Today, Rocky Mountain Institute's (RMI's) Business Renewables Center released a new case study to showcase a unique partnership between four companies—AkzoNobel, DSM, Google and Philips—to jointly negotiate power purchase agreements (PPAs) with wind projects in the Netherlands.


The consortium has signed two PPAs to date, one in October 2016 for the 102 megawatt Krammer Wind Park project and the other in December 2016 for the 34 MW Bouwdokken Wind Park project.

"We at the Business Renewables Center applaud AkzoNobel, DSM, Google and Philips for achieving an early success in aggregated renewable energy purchasing," said Roberto Zanchi, senior associate at Rocky Mountain Institute and lead author of the case study. "We feel strongly that aggregation can be a winning strategy for corporate renewable energy buyers, and this model shows that it is indeed possible to align across business motives, priorities and operational teams to get to yes on a PPA."

The Dutch Wind Consortium's deals are among the earliest examples of aggregated corporate demand successfully transacting in clean energy markets. Other examples include a three-party deal completed in Massachusetts in October 2016 and a 2014 solar deal between George Washington University, American University and George Washington University Hospital.

The Business Renewable Center's case study details several key elements of the deal including: the consortium partners and their sustainability commitments, the benefits and challenges of the consortium model for buying renewable energy, the consortium aggregation process, the PPA structure of the consortium's deals, a summary of lessons learned, and an overview of the Dutch market.
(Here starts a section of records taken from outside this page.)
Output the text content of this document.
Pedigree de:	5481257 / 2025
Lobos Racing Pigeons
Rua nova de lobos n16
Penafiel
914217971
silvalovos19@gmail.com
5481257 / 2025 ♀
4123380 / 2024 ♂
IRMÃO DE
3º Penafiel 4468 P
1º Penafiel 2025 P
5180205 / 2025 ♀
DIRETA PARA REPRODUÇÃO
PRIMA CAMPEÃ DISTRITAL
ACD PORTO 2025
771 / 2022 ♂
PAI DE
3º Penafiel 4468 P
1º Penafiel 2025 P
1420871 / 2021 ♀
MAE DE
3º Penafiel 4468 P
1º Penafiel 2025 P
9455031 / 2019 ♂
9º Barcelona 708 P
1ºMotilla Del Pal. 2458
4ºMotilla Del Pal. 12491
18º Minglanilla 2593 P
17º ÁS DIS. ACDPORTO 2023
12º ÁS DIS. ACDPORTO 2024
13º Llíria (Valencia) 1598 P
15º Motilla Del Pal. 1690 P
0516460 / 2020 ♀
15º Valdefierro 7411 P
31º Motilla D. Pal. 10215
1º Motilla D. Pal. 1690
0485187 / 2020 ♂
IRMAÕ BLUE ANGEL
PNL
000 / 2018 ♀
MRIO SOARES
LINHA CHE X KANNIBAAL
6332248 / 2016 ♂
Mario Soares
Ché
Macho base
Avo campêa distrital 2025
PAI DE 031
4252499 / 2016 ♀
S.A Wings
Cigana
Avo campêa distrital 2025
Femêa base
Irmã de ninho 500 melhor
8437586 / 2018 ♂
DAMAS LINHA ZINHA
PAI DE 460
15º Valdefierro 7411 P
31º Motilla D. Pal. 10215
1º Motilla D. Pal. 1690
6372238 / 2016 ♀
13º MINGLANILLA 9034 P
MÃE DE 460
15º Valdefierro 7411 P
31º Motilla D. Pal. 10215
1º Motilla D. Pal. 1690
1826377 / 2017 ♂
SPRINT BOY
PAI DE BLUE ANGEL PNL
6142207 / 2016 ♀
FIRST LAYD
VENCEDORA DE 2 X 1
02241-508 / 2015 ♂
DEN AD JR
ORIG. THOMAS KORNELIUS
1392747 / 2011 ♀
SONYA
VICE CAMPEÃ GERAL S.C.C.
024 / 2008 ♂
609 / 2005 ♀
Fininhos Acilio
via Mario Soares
"Meeting our goals to be carbon neutral by 2050 and achieve 45 percent renewable energy by 2020 are of significant importance to our company," said Marcel Galjee, energy director at AkzoNobel. "Selecting the right partners to jointly undertake this challenge was critical, and we are very pleased to be able to work with companies who are also committed to fostering a corporate culture of sustainability."

"Shared leadership turned out to be a key part of the consortium's ability to reach a mutually beneficial deal," said Sim van der Linde, ‎project director of renewable energy at DSM. "It was important to us that the other partners were equally committed to closing a PPA, and we're very happy to be able to advance toward our goal of 50 percent purchased renewable electricity by 2025 with these deals."

"This year, Google is reaching 100 percent renewable energy for our global operations," said Marc Oman, ‎EU energy lead, Google Global Infrastructure. "Success with this consortium played a meaningful part in our worldwide renewable plans, and as a company, we are looking forward to continuing to push innovation for corporate renewable energy procurement."

"As a sustainable health technology company, a healthy planet is central to our mission to improve people's lives. Renewables are helping us in our five-year plan to reach carbon neutrality by 2020 across all our operations," said Simon Braaksma, senior director of group sustainability at Philips. "We were pleased to lead the accounting strategy for the consortium, and are eager to help educate other buyers on ways to effectively build a joint renewable energy procurement strategy."